For the next couple of days, I became so obsessed with this thought. I started reading and re-reading articles on Vivekanda. He is a guy with full of energy and passion and I was a person who was already fascinated with his famous speech he delivered in Chicago to which the whole community gave an applause. A truly motivating story for any one who is interested in public speaking per se. But some how, I never had listened to this speech. But, I always imagined the tone, command of the voice and how as an audience I would have been awe struck.
Thanks to my over obsession over the last couple of days, it suddenly hit me to witness the monologue that I had in my mind. Thanks to youtube, I managed to listen to the recorded version of the actual speech given by Swami Vivekanda. The minute I heard it, I felt like Shucks! This can’t be it. And I started searching for some thing else with a better clarity. No matter what the quality I was searching for, the end feeling I had was.. Shucks! This definitely can’t be the one that I was imagining all this while! This in any way did not match the expectation I had in my mind. The tone, the command, the voice modulation nothing matched. It was nothing short of a disaster to me. Could just by addressing a few folks as “Brothers and Sisters”, the whole group energized, mesmerized and applauded or was it always a hyped up version?
When I kept thinking about it, something striked me. I have an imagination of an hero. I believe my hero to be a supreme individual. More like a super man (or God) and I cannot stand to the fact that he was just another human being, who lived the life the same way I did and rose to power because of the mental stability he developed over time. His speech was infact good. But the reality perplexed with my own emotions didn’t sound good to me at all.
Even when the so called God comes to me and tells me that he’s God and his basic intention was that the society must have some humanity and common sense. We would rather pelt stones at him and later may be put him on a cross. If his philosophical truths didn’t reach us and if he tried to convince us with miracles. We would mark him as a person who would do Black magic and again sentence him to death.

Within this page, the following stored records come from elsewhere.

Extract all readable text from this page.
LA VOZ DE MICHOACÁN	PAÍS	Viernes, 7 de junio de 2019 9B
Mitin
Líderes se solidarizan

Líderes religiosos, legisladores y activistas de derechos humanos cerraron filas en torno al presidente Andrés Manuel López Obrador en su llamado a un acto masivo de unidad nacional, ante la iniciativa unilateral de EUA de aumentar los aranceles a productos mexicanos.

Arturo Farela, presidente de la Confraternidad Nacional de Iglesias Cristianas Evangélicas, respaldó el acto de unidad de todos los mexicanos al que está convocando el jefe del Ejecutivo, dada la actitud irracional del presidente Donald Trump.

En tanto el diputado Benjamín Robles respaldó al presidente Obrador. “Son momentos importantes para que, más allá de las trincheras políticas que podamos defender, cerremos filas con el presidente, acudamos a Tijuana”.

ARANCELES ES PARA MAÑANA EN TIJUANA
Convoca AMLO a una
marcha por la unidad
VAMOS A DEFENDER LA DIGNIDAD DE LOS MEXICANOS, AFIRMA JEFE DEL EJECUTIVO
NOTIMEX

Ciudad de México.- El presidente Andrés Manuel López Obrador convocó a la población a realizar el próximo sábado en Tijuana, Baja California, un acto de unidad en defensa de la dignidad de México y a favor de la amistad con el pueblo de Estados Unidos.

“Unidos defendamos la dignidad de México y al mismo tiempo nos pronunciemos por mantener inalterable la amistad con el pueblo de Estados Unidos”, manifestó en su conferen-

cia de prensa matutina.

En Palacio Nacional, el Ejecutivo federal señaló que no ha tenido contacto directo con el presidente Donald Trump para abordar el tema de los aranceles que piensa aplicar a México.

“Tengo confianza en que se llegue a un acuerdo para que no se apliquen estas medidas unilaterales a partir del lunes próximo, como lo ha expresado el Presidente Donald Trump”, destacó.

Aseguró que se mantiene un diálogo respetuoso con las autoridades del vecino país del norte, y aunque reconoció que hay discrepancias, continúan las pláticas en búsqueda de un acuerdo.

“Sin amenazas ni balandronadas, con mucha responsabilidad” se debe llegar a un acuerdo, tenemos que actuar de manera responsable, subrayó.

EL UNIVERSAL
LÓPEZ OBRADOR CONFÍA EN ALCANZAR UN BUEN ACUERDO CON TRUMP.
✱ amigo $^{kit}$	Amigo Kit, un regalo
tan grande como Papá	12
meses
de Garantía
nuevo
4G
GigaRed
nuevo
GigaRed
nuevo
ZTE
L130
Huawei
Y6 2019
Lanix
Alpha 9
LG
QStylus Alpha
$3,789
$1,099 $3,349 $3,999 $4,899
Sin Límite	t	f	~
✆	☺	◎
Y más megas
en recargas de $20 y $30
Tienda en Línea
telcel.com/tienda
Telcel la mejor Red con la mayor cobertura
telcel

May be, We all wanted a supreme individual who is pure and clean and who can cleanse us all. I think, may be, I would be more happy to live in a World where I could see Krishna and Jesus Christ as homo sapiens and who had flesh and blood. Who lived, loved, had children (in the natural process than by super imaginative means), created an impact in people and died. If I can accept my hero/God/guru/role model in the way they are and not in the way that’s fed to me or I imagine them to be.. may be.. that’s where the true hero worship stands!!